Published April 30, 2003 at 4:00 p.m.

The Martin St. Louis of Democratic presidential hopefuls got into a nasty little brawl this week with the Big Bad Boston Bruiser. Both players, Vermont's Howard Dean and the Bay State's John Kerry were sent to the penalty box to serve double minors for roughing.

As everybody knows, St. Louis (LOU-EEE) is the former UVM hockey star (Class of 1997) who's shining brightly these days for the Tampa Bay Lightning. He's also the smallest player in the National Hockey League. So small, in fact, the hockey experts said he'd never make it in the NHL.

But 33 goals during the regular season, and three game-winning goals in the first round of the Stanley Cup Playoffs have hockey fans across North America singing Marty's praises. The former Catamount is the new poster child for the struggling NHL, where linebacker-size skaters have slowed the game to a crawl, producing empty seats in several rinks.

Vermont fans are hardly surprised. St. Louis is Vermont's all-time scoring leader. He demonstrated time and time again on the Gutterson ice that size is never a substitute for talent, character and hard work.

If St. Louis' "Bolts" knock off the New Jersey Devils and John LeClair's Philadelphia Flyers beat the Ottawa Senators in Round 2, both former UVM stars will collide in the Stanley Cup semifinals.
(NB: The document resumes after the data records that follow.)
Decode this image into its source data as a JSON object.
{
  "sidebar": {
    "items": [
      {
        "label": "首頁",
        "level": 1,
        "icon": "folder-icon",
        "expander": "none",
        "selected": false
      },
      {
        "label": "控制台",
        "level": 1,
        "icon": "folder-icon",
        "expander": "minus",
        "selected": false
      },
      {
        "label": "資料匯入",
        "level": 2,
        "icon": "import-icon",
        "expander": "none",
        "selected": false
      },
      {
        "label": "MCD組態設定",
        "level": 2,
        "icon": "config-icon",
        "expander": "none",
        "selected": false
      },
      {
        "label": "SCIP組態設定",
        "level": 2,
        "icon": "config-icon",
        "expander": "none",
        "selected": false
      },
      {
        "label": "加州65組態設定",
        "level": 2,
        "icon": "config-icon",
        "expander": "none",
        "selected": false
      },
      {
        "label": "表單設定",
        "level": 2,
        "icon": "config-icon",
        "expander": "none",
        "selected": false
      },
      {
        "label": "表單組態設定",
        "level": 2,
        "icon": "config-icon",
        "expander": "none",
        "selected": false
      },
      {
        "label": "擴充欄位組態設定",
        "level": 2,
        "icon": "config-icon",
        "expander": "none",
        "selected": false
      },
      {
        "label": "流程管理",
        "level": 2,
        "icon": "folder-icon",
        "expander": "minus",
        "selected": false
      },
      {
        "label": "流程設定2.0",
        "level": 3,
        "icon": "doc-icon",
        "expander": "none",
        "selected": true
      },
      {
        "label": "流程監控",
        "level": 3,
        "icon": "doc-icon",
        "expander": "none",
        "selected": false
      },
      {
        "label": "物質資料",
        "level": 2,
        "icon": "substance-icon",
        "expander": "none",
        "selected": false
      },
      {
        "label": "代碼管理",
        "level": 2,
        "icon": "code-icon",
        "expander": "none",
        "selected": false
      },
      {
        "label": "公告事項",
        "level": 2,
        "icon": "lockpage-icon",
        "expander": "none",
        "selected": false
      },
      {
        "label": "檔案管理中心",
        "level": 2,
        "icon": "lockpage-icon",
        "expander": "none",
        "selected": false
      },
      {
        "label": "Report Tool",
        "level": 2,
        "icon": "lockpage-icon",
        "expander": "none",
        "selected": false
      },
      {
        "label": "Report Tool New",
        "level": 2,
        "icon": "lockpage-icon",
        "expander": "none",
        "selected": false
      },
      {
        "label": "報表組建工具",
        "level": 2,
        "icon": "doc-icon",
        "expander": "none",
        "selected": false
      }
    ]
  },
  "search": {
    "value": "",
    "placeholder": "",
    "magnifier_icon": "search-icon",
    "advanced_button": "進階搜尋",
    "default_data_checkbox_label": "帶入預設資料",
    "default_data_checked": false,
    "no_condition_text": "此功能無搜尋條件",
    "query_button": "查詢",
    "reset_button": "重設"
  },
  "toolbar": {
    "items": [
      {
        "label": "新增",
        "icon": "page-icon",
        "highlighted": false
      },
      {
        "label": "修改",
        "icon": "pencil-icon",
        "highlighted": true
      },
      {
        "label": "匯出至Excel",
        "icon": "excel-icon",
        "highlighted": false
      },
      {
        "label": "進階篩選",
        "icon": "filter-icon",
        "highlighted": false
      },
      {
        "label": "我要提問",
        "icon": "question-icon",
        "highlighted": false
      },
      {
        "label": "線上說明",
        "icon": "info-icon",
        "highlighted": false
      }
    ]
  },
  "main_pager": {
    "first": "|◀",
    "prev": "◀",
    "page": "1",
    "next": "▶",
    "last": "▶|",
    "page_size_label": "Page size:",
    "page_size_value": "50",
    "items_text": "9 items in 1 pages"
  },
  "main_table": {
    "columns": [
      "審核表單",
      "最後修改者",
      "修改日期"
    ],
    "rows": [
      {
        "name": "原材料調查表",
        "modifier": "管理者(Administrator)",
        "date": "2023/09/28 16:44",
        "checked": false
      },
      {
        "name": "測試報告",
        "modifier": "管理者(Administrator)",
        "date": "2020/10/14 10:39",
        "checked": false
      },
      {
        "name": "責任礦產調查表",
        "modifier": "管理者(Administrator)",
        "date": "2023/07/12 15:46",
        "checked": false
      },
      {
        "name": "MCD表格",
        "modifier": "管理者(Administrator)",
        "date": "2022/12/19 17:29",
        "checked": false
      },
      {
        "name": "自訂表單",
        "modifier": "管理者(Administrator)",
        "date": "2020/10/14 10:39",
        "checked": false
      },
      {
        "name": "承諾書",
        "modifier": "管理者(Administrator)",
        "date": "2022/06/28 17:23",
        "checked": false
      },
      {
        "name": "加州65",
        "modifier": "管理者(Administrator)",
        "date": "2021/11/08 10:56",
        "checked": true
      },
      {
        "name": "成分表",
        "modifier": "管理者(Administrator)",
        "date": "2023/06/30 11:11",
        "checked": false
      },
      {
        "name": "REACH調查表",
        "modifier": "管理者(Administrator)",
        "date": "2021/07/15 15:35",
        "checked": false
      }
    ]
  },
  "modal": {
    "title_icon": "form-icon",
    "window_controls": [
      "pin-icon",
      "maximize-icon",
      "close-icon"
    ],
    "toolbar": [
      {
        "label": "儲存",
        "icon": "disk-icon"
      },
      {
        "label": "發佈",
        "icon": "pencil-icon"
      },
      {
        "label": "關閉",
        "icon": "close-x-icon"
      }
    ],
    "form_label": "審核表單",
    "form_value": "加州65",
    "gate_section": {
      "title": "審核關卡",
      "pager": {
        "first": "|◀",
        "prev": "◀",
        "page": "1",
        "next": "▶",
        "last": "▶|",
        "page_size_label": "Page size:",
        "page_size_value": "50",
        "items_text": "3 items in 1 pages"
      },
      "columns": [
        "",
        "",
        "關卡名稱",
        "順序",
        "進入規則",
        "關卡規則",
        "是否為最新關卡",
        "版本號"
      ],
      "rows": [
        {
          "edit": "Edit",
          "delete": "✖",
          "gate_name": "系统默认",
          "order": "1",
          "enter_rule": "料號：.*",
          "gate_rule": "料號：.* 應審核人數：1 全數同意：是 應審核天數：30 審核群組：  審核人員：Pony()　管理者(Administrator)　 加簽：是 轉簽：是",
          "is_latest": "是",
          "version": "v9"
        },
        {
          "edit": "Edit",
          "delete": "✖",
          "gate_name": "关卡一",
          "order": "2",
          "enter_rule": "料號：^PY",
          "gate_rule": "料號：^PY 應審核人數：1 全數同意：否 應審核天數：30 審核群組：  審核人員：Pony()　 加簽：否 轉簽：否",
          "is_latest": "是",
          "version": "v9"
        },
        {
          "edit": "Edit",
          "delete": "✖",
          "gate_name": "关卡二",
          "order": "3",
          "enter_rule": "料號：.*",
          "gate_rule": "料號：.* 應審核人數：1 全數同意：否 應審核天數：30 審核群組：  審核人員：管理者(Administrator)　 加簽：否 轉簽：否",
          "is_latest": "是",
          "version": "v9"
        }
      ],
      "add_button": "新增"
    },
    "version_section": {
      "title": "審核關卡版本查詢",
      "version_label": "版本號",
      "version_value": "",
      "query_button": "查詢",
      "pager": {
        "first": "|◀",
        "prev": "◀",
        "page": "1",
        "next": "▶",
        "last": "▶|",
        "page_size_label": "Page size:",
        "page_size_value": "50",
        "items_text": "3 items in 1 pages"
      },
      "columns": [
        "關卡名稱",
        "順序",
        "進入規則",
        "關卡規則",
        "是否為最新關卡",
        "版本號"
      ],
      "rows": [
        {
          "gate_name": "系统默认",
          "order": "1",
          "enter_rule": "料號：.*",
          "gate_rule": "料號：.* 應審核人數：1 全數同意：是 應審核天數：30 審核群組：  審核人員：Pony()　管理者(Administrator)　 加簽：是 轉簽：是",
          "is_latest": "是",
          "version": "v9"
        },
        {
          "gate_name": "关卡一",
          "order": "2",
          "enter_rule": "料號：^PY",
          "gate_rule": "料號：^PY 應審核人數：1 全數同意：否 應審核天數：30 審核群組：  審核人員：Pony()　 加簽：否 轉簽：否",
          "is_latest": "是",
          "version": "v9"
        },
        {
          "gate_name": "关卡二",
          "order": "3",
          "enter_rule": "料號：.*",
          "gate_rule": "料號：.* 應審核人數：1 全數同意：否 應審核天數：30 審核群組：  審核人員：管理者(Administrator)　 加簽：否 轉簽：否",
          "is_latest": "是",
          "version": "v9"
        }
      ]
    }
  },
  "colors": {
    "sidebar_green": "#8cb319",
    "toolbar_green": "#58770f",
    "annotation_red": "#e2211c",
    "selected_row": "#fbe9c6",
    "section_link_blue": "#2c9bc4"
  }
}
Like Martin St. Louis, Howard Dean is an undersized player from little Vermont. They're both officially listed at 5' 9", though St. Louis would need high heels to see eye-to-eye with Dr. Dean. Most political experts once thought Dean could never play in the big leagues.

Like ice hockey, politics is a rough sport. This week, Ho-Ho got sucker-punched by Sen. Kerry, who is seven inches taller and outweighs him by 30 pounds.

For months, Ho-Ho has been pecking away at Kerry for voting for the "blank check" Iraq Resolution last October, then turning on the antiwar rhetoric on the campaign trail. Meanwhile, Dean's antiwar stance won him plenty of attention and he quickly shot up in the polls to tie Kerry for the lead in New Hampshire.

On Monday, Big John's communications director Chris Lehane threw the first punch. He jumped on comments Dean made about foreign policy and military might that were picked up by Time magazine. Under the headline "The Dems get ready for Prime Time," reporter Karen Tumulty wrote:

"Dean has continued to beat the antiwar drums. 'We've gotten rid of him,' Dean said of Saddam Hussein's ouster. 'I suppose that's a good thing.' Pressed again last week on CNN, Dean refused to concede that Iraq is better off without Saddam. And two weeks ago, while campaigning at a Stonyfield yogurt factory in New Hampshire, the would-be-commander-in-chief suggested that America should be planning for a time when it is not the world's greatest superpower: 'We have to take a different approach [to diplomacy]. We won't always have the strongest military.'"

Won't always have the strongest military? Ho-Ho, what are you smoking?

Kerry's eyes must have bulged out of their sockets. The decorated Vietnam vet seized upon the opening. The timing was perfect!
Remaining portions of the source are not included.